When it comes to exercise, I am a certified yoga girl. I’ve been practicing yoga for over a dozen years, was a die-hard student and a yoga teacher when I lived in New York City, and quite often write of its benefits here and on my blog. I practice it several times a week still, and credit my yoga practice with getting me through some of the roughest parts of my life, including when I was diagnosed with rheumatoid arthritis.
I love practicing yoga at home or at a studio, or even at the beach, but one place I have never done yoga is in a gym. Gyms just aren’t my thing. I will cop to being a bit of a snob here. I like being in calm, zen-like spaces filled with orchids and incense when I get my exercise. I like it to feel spiritual and about well-being, not just burning calories. I don’t like donning spandex and heading over to an impersonal sweathouse filled with people burn-baby-burning on the treadmill, grunting as they pump iron, or worse, suffering away in a masochistic spin class. It’s just never really seemed appealing to me.
And yet, I have to confess that not only have I recently joined a gym, but I have also found myself being ever so thankful for it over the last two months. As part of my new heart-healthy strategy, I felt like I needed to shake up my physical routine a bit and challenge myself to do something new this spring. When a friend of mine suggested I be her guest at the gym near my office for a Zumba class, I was at first hesitant, but decided to give it a try. I love to dance, and I figured that if the teacher was any good, she could help me modify any steps that felt like they were too much for my joints. I went, and then I got hooked.
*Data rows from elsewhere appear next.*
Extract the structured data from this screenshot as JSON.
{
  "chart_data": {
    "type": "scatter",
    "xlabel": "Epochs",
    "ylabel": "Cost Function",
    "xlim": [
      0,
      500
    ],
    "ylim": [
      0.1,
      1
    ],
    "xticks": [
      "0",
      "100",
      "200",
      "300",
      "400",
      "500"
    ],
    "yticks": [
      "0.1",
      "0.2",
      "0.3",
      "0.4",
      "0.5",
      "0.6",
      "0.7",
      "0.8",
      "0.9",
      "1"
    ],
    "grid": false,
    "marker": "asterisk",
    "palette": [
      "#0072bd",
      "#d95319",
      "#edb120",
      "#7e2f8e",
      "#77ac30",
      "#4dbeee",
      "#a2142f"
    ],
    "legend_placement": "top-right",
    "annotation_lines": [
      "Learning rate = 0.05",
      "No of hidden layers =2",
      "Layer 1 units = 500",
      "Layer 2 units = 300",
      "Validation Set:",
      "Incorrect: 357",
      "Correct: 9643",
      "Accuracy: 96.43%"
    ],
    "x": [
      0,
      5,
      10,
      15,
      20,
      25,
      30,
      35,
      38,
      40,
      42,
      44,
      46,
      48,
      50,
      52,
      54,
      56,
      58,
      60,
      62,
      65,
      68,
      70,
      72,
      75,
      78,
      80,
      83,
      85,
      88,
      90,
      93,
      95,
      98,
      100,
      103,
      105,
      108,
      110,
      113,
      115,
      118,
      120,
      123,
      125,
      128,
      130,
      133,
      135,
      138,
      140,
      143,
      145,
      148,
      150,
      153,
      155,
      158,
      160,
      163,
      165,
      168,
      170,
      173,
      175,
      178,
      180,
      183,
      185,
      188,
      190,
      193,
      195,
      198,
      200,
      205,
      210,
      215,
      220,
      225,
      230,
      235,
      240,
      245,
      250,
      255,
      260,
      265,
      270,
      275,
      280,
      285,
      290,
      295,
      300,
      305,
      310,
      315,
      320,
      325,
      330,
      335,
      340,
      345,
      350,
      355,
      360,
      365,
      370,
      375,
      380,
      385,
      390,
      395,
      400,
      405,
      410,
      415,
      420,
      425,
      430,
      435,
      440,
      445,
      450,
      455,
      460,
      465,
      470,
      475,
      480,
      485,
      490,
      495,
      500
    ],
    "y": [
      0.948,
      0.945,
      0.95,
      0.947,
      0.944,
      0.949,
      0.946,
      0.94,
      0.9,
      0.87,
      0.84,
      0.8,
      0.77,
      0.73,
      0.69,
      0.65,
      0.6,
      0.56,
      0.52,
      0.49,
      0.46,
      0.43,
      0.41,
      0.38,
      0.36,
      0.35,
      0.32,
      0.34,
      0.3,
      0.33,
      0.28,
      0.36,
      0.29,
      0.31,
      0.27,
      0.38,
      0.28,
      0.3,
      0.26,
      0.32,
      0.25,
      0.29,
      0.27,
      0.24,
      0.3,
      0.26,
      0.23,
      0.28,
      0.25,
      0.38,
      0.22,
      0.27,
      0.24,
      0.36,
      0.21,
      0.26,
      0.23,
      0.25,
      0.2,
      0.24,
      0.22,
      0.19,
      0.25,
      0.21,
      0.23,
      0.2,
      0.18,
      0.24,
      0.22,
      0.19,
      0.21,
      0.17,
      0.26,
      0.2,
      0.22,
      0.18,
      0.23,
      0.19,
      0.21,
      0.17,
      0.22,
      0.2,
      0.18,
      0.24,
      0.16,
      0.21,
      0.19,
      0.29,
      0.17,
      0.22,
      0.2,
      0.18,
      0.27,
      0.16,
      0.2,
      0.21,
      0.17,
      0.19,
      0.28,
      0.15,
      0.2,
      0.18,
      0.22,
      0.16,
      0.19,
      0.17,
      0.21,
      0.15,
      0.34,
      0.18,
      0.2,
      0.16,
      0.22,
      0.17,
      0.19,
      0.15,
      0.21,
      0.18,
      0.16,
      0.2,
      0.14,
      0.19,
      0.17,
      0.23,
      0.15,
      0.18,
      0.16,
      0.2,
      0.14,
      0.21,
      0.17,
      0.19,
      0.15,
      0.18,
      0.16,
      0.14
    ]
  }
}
The Zumba class was awesomely fun, and better yet, completely doable. She offered lower-impact options for anyone in the class who might need them, but I was so pumped up by the fun music and the dancing that I pushed myself really hard and felt great afterwards! Maybe this gym thing wasn’t sooo horrible after all. I decided to try out their introductory membership plan, which included two sessions with a personal trainer- something else I had never done before. All those weight machines seemed daunting, but I’ve read enough to know that strength training is one of the best ways to lose weight, build muscle and increase your metabolism, so I figured I’d take my two free sessions and see what I got out of it.
The first session was mostly spent talking so the trainer could get a sense of my history and what might be appropriate for me. We talked a lot about my rheumatoid arthritis, the exercises I had done when I was in physical therapy, what I enjoyed about yoga and what my fitness goals were. She was pleased to hear that I was also adjusting my diet to include more vegetables, fruits and whole grains, and after we finished talking, she took me back to weigh and measure me. This part wasn’t so pretty, especially when I found out via some new age machine that my body was apparently made up of 30% fat.